Monday, 18 July 2022

Mahatma Gandhi and the Khilafat Movement

R. C. Majumdar

In 1919, the Muslim community in British India started an agitation to put pressure on Britain to change its policy towards Turkey and restore the caliph of the Ottoman Caliphate as the political authority. This was known as the Khilafat Movement (Caliphate Movement), and it was led by the Ali brothers: Shaukat Ali and Mohammad Ali Jauhar. 

Mahatma Gandhi saw in the Khilafat Movement an opportunity to bring Hindus and Muslims together. He exhorted all Hindus to join the protests. He went to the extent of proclaiming that the Khilafat issue was as important as the issue of home rule in India. When the All-India Khilafat Conference met at Delhi on 24 November 1919, Gandhiji was elected its President. At least on the surface, it seemed that the Khilafat was a Gandhian movement backed by the power and prestige of the Congress Party.

In the Non-Cooperation agitation that the Congress organized between 1920 and 1922, the Khilafat issue was given as much importance as the issue of home rule. Most Indians in that time would not have known where Turkey was or what the Khilafat issue was about, but they answered Gandhiji’s call and millions participated in the protests.

Historian R. C. Majumdar has opined that Gandhiji made a political blunder by providing overwhelming support to the Khilafat Movement. 

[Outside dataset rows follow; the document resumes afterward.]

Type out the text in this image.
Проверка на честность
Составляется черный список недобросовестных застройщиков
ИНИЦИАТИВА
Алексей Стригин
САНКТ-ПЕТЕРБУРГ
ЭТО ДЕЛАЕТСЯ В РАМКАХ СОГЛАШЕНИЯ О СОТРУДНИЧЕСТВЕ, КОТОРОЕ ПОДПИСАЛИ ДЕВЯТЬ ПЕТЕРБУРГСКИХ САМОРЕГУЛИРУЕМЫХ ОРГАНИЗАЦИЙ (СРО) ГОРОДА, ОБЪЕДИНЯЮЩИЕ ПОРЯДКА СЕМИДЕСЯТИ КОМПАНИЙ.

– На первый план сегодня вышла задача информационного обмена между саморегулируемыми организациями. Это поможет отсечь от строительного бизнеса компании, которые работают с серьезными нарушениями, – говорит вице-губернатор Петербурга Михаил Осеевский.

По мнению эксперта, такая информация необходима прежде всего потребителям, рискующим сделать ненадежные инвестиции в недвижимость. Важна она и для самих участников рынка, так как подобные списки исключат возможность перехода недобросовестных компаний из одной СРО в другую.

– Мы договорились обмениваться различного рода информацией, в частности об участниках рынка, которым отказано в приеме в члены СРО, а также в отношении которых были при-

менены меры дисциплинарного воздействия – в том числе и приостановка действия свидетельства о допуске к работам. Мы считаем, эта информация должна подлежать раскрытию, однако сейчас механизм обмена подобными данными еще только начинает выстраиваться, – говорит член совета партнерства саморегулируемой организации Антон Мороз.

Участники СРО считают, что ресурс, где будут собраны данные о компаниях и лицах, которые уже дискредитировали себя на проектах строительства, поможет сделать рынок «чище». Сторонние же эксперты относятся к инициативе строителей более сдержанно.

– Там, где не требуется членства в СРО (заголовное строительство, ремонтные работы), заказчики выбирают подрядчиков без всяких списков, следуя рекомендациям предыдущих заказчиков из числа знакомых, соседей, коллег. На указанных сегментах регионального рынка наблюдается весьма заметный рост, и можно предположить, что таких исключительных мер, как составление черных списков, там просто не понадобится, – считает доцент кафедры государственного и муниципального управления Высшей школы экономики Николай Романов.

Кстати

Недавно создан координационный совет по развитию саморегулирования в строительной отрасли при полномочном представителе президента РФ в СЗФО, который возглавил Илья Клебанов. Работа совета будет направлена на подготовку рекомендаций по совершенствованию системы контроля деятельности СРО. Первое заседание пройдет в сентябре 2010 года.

In his book, History and Culture of the Indian People: Struggle for Freedom, Majumdar writes: “there seems to be no doubt whatsoever that when he [Gandhiji] launched the Non-cooperation movement on 1 August 1920, the Khilafat wrongs were the single issue which determined his action; the Punjab atrocities and winning of Swaraj were subordinate issues which were gradually tacked on to the main issue of the Khilafat, at a later date and as an after-thought.” (Page 332)

According to Majumdar, even Gandhiji’s close associates believed that he was going too far in supporting the Khilafat Movement. But Gandhiji continued to justify his position in the name of Hindu-Muslim unity. On page 318, Majumdar writes: “Gandhi looked upon the fate of Khilafat as a matter of life and death to the Muslims. But this was out-Heroding Herod himself, for in less than five years’ time the post of Caliphate was abolished by the Turks themselves without creating a stir in the Muslim world.” 

On page 319, Majumdar points out that the Khilafat issue was inimical to India’s interests: “Gandhi failed to realize that the pan-Islamic idea which inspired the Khilafat question cut at the very root of Indian nationality. If the real sympathy and “vital interests” of a large section of Indians were bound up with a State and society which lay far outside the boundaries of India and had no political connection with it, they could never form a unit of Indian nationality.”

Gandhiji failed to achieve his dream of achieving Hindu-Muslim unity through the Khilafat Movement. The Ali brothers had a distaste for the Hindus; they had contempt for the Gandhian ideal of Hindu-Muslim unity. They saw their connection with the Congress as a purely tactical step. In 1925, the unity between the Congress and the Khilafat Movement broke down, and the Ali brothers began to openly criticize Gandhiji. 

On page 336, Majumdar writes that in 1925, “Muhammad All said: ‘However pure Gandhi’s character may be, he must appear to me from the point of view of religion inferior to any Mussulman, even though he be without character.’ He repeated it later, saying, ‘Yes, according to my religion and creed, I hold an adulterous and a fallen Mussalman to be better than Mr. (no longer Mahatma) Gandhi.’” This was the end of bonhomie between Gandhiji and the Ali brothers.

Instead of bringing Hindus and Muslims together, as Gandhiji had hoped, the Khilafat Movement widened the gulf between the two communities.